New Era (Windhoek)

Namibia: Crafting Regulations on GMOs

Wezi Tjaronda

13 August 2008


Windhoek — Namibia is working on regulations of the Biosafety Act 2006, which will regulate the import, export and production of genetically modified organisms (GMOs).

GMOs are living plants, animals or microbes that have been given new genes or whose genes have been modified to give them new characteristics.

The Biosafety Act was passed and signed in December 2006. It aims to introduce a system and procedures for the regulation of GMOs to provide protection to the conservation, research, development, production, marketing, transport, application and other uses of genetically modified organisms and specific products derived from GMOs.

It also aims to promote sustainable use of biological diversity by taking into consideration potential risks to human health and safety, as well as cultural, social and economic considerations.

The Biosafety Focal Point, Dr Martha Kandawa-Schulz, told New Era last week that legal drafter Wally Rautenbach is currently finalising the biosafety regulations to the Biosafety Act and the guidelines to the different sections (on field trials, contained use, general release on the market and transport and transit) have also been drafted. Manuals on the Biosafety Act and on inspection and monitoring have also been completed.

The Act governs the import, export, release into the environment, the contained use, placing on the market, transport or transit have also been drafted.

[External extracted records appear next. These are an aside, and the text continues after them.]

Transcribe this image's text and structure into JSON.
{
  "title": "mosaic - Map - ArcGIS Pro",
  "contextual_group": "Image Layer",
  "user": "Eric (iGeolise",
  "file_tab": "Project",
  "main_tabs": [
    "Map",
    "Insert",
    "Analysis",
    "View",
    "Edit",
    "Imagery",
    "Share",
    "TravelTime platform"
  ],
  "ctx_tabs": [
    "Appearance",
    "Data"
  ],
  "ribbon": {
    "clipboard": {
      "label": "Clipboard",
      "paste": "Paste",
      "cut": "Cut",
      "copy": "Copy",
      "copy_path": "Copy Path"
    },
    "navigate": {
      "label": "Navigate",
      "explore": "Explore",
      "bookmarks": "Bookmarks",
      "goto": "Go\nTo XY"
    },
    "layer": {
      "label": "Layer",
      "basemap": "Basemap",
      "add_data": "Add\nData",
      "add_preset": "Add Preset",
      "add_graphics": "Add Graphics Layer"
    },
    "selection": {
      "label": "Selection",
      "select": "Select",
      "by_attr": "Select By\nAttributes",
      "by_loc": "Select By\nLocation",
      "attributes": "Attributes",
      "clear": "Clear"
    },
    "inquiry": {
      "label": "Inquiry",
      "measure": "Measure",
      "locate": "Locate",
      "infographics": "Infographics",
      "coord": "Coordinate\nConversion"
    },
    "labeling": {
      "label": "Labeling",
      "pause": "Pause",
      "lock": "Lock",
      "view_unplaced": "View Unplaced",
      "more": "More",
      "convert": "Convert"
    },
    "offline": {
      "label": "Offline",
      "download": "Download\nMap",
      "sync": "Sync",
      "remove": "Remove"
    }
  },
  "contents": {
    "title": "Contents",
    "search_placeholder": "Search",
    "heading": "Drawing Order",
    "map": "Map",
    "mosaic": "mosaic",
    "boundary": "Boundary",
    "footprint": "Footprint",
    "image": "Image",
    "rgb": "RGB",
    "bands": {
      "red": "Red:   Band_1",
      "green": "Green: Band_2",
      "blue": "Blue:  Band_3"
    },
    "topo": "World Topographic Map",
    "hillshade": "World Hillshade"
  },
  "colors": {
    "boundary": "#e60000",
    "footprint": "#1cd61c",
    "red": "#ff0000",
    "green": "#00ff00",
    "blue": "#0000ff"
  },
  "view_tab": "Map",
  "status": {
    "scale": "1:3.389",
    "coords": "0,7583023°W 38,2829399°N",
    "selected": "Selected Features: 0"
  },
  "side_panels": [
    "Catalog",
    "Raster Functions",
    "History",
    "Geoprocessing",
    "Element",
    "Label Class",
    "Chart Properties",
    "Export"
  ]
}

Namibia is a signatory and a party to the Cartagena Protocol on Biosafety, which requires exporters of living genetically, modified organisms to get permission (advanced informed agreement) from importing parties before shipment arrives.

Meanwhile, a simplified version of the Act, the Biosafety Act Manual, has been compiled.

Kandawa-Schulz said the alliance has produced and translated brochures on GM foods, GM crops, biotechnology, GMO testing, training and research at the University of Namibia and Namibia Biotechnology Alliance into six local languages.

The Ministry of Education, responsible for Science and Technology, is the competent authority for Biosafety Act, to which applications will be made. The Minister of Education will determine the date when implementation will begin.

The Research, Science and Technology Act 2004 also provides for the establishment of the Biosafety Council, which will investigate and consider applications for permits to deal with GMOs, as well as selected and determined GMO products.

Kandawa- Schulz said there is need for good infrastructure and raising of awareness on biosafety and biotechnology within the public.

As for Namibia, she said it would be good for the country to do research on its own local crops such as millet and indigenous medicinal plants and produce its own products.

Although Namibia has not yet approved the growing of GM crops, the food processing industry used approved enzymes and additive derived from GM microbes and some GM ingredients such as soya lecithin and maize starches and syrups.

The advantages of biotechnology, a process through which genes are transferred to produce GMO is that one can produce many more crops, although it remains to be seen whether there will be hunger or not.

However, the long-term consequence of planting and consuming GMO products is not very clear to indigenous farmers.

Problems related to contamination of indigenous plants still persist and there is also the fear that the GMO might wipe out existing organisms.

"Although farmers would like to plant some GMOs, many do not want to lose their local varieties. They want to know what will happen in the long-term and whether the safety of the approved GMO will remain the same in years to come. Research is ongoing in this area and several issues and questions will be answered in the immediate future," she said.

Through traditional biotechnology, communities make bread and porridge with yeast, make compost from dead plant material with fungi and bacteria to return nutrients to the soil and use plants for medicines.

Conventional biotechnology, which is hundreds of years old, is used in selecting and breeding to improve the microbes, plants and animals used for food production, transfer of genes between plants and animals to improve resistance to disease and increase drought tolerance.

With modern biotechnology, however, people can transfer specified and targeted genes from one organism to another without breeding.